Not getting what you want helps you gain perspective. It can often make you see that what you wanted wasn’t what you really wanted after all.

Like that relationship that didn’t work out and broke your heart … and then you later found out that the guy ended up being a deadbeat bum. Or that great relationship that ended in disaster, leaving you shattered, only to later leave you open to an even better and more loving relationship.

How about that job you interviewed for, the one that you were convinced was the only stepping stone that would enable you to get where you wanted to go, but you didn’t get…and then, after months of pissing and moaning, you later ended up with a job way better than the one you lost out on.

Or the bid on the house of your dreams that you lost. You were convinced it was the only house that could make you happy and that you’d never find another like it. But then you later learn that the people who did get the house are facing costly repairs due to a faulty and shifting foundation.

Sometimes not getting what you want is an incredible stroke of luck. Has that happened to you? Tell us about it.


Notable Quotable – Fear

You can never cross the ocean until you have the courage to lose sight of the shore.

                                    ~ Christopher Columbus

Fear. It holds us back from so much. It is so powerful that it can keep us from realizing dreams.

I love this quote because it serves to instill courage, courage to take that plunge into the unknown. For some, the unknown can be so outrageously scary; for others it is the excitement that drives them.

I think I fall into the latter category, at least most of the time. The unknown to me was always thrilling. I left home (Niagara Falls) to move to a new city (Washington, DC) to start my career. At that time the population there was 3.2 million people. I was fearless (read: young) there and I found getting lost in the city my way of exploring. I was never afraid of getting lost, even in the bad parts of town. Those were the years that I lived life on the edge.

But I soon tired of the big city and yearned for a slower pace. I had visited a good friend in San Antonio, Texas and found the friendly laid back attitudes so inviting that on my next vacation I set up 12 interviews (in the beer industry in San Antonio and both in the beer industry and the radio industry in Austin). I ended up getting a job offer at a radio station while on vacation and came back to DC, packed up my shit and three weeks later I was moving into a condo in Austin and starting a whole new chapter in my life.

That particular chapter lasted for three years when I grew weary of radio advertising sales and decided to open a bar. I didn’t know anything about running a bar…I had just spent a great deal of time drinking in them.
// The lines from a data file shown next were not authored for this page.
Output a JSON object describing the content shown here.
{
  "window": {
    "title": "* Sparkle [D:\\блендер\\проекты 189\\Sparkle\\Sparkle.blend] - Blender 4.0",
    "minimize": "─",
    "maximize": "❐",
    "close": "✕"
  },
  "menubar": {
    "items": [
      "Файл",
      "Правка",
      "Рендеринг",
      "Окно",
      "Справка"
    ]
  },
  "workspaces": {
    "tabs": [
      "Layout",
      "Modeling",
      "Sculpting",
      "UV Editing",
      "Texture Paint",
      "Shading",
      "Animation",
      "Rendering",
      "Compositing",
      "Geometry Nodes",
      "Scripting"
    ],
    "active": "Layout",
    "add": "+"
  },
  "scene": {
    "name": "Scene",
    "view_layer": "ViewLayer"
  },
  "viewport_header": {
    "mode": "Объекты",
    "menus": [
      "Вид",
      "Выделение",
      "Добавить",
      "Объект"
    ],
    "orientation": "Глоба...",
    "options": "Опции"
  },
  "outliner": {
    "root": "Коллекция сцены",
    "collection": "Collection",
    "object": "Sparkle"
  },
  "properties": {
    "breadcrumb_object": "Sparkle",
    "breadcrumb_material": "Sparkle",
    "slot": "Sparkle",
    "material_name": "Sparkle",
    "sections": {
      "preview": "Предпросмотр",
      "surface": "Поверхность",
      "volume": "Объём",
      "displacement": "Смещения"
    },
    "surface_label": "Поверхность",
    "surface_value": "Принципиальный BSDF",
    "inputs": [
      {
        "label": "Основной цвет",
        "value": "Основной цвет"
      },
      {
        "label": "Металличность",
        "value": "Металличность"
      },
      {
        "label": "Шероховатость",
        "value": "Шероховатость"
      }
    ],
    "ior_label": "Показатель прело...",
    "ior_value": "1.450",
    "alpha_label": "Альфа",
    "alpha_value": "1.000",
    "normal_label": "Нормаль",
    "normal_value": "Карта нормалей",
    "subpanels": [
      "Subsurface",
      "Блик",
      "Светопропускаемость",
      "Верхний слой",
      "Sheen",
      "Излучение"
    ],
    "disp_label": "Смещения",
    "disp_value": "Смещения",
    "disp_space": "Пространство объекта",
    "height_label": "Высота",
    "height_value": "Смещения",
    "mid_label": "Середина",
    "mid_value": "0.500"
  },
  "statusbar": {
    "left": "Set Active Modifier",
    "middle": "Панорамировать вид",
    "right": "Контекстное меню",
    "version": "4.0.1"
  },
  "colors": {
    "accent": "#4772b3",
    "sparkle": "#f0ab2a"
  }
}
I always dreamed of having a little neighborhood bar, similar to the ones that I grew up with back in Niagara Falls and Buffalo, so I took a vacation from the classic rock radio station and opened one. It was one of the scariest things I ever did, giving up a lucrative career in advertising sales and throwing caution to the wind to devote my life to an 1800 foot beer joint with two pool tables and a few dart boards. But I decided that if I was going to do it, I had to throw myself into it 100 percent. I came back from my vacation, went into my sales manager’s office and told him I was leaving to open a bar. (His response was awesome: he put out a memo to the whole station about me opening a bar and announced that my going-away party was going to be at my bar and for people to bring a lot of money to put in my cash register. How cool is that?!)

The unknown, although scary, was also thrilling. I learned a lot from those experiences and know that should the opportunity come again where I might lose sight of the shore, I’ll be able to dive right in.

Because the one thing I realized through all my ventures: God doesn’t bring you this far only to hang you out to dry…

May you always find the courage to lose sight of your shore.

sailing away

When was the last time you did something scary? Did the prospect of “losing sight of the shore” ever keep you from taking the journey? If so, do you regret it?